Monday, April 08, 2002

Ballpark brightens Toledo's outlook




The Associated Press

        TOLEDO, Ohio — Customers clutching Toledo Mud Hens jerseys and pennants snaked past unopened boxes of merchandise at the team's souvenir shop inside their new downtown ballpark. Across the street, there was a wait for tables at the two-week-old Durty Bird restaurant. Opening day is still a day away, and the ballpark already is a hit.

        What's more impressive is how Fifth Third Field has changed Toledo's perception of itself. Lifelong residents who seem to take pride in their dour outlook of the city are now beaming.

        “I'll admit I'm one of the skeptics who said it wouldn't happen,” Karen Pugh said. “I'm not a big baseball fan, but I can't wait to come to a game.”

        Ms. Pugh got an early look at the ballpark Thursday morning and said she almost didn't recognize her hometown.

        “We're amazed,” she said. “I can't believe it's really here.”

        The $39 million ballpark is bringing life to a dormant downtown area filled with brick warehouses dating to the late 1800s.

        Five buildings in the right field corner are incorporated into the ballpark and will house a book store and offices. The team office and souvenir store occupy one building. Nearby, construction workers are busy finishing other storefronts.

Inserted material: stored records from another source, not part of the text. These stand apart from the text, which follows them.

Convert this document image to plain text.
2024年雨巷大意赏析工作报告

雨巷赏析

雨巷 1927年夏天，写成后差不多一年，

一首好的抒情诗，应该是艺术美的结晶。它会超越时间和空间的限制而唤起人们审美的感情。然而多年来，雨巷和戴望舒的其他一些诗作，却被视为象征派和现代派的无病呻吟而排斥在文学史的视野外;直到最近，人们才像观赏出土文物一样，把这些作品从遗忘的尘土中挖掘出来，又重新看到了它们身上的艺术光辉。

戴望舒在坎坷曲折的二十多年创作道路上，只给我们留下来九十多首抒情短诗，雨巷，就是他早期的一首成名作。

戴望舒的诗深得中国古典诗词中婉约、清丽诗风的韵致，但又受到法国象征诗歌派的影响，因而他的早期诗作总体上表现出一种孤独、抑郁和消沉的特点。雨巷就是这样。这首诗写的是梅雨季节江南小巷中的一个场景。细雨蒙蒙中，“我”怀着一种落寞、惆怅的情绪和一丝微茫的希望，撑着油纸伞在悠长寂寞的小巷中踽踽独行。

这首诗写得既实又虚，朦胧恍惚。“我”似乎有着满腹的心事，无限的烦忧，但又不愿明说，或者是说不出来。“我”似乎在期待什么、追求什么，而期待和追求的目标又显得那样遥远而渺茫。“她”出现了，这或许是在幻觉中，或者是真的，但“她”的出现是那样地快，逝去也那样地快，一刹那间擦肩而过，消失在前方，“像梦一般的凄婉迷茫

        “From my office I can see a new condo development, a bar and tavern, and a deli,” said Mud Hens general manager Joe Napoli.

        Fifth Third Field blends well into the neighborhood. The field is below street level, allowing the outside of the brick ballpark to match the height of surrounding buildings.

        “It's what ballparks were long ago,” said Patrick Zohn of the Gateway Group, which oversaw the project. “They were a fabric of the city.”

        There's also a renewed interest in the Mud Hens, the top farm team of the Detroit Tigers.

        Season ticket sales have tripled. Group sales have doubled. Tickets for the opener were gone in a little more than two hours.

        And by Tuesday's opener, the team will have sold about the same number of tickets for this season as it did for all of last year.

        “All of this is occurring without the ballpark even being open,” Mr. Napoli said. “We can't wait until people can get in the park and look around.”

        There are about 8,900 seats.

        It's a quite a change from the old “Hen House.”

        The International League team played before at Ned Skeldon Stadium in suburban Maumee. It was a renovated horse track plagued by poor sight lines and a lack of bathrooms and concession stands.

        “We are hearing from people who never would have considered coming to a game before,” Mr. Napoli said.